I want to calculate the following limit
$lim_{n \to \infty}\ A={\begin{bmatrix}1 & 0 &0 & 0&0\\1-p & 0 & p & 0&0\\0 & 1-p & 0 & p&0\\0&0&1-p&0&p\\0&0&0&0&1\end{bmatrix}}^n$ where we know $0<p<1$.
I put some numbers instead of $p$ and calculated the above matrix for large $n$ and I observed that the limit matrix will be in shape of following matrix for $a,b,c,d,e,f \neq 0$
$$\begin{bmatrix}1 & 0 &0 & 0&0\\a & 0 & 0 & 0&b\\c & 0 & 0 & 0&d\\e&0&0&0&f\\0&0&0&0&1\end{bmatrix}$$
but the point is that I need to know exactly what $a,b,c,d,e,f$ are (regards to $p$).

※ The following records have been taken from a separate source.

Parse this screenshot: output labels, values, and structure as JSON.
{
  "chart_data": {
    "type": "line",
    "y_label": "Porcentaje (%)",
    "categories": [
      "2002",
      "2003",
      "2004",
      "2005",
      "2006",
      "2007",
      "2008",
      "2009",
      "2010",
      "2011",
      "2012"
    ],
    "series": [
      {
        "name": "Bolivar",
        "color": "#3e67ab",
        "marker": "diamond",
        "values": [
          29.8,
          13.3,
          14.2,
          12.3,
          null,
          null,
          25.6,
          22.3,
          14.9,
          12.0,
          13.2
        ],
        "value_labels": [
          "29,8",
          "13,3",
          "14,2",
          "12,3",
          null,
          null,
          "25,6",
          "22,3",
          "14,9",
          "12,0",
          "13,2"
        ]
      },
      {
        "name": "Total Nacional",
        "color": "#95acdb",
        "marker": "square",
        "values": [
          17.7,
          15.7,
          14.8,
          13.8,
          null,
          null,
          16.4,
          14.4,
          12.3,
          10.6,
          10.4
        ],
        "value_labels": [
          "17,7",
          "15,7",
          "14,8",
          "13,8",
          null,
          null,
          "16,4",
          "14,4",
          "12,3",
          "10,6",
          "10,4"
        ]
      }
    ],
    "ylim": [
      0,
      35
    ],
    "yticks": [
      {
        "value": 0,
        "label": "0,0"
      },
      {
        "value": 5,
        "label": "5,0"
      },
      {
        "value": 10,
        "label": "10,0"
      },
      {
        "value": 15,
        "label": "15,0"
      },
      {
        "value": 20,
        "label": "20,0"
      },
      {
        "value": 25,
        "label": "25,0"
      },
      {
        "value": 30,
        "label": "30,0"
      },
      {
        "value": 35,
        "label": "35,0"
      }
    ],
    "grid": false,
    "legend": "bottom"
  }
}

Moreover, I think adding it would be helpful that the matrix $A$ is actually a transition matrix of a markov chain so as you can see the summation of each row is $1$.
another valid question is what would happen to limit if $A$ was an $N\times N$ matrix instead of a $5 \times 5$ one?
We see from the transition matrix $A$ that the Markov chain has two absorbing states—the first and last—while the rest are transient, i.e., the system eventually enters either the first or last state and stays there. As $n$ gets large, $A^n$ will approach a matrix $P$ of the shape that you’ve described. Each entry $p_{ij}$ of the non-zero columns is the probabilities of eventually reaching state $j$ if the system starts in state $i$.
To compute these probabilities, proceed as per @Ian’s comment. Each of the two non-zero columns will be a (right) eigenvector of $A$ corresponding to the eigenvalue $1$, that is, each will satisfy $(A-I)\mathbf v=0$. In this case, you only need to solve one such system of linear equations since we also have $p_{i5}=1-p_{i1}$.
As for the general $n\times n$ case, the result is similar: a matrix with only the first and last column non-zero, and the entries in those columns the probabilities of eventually reaching the corresponding absorbing state. To compute those probabilities, find a recurrence for the entries in one of the non-zero columns (the last one is the easier of the two to work with).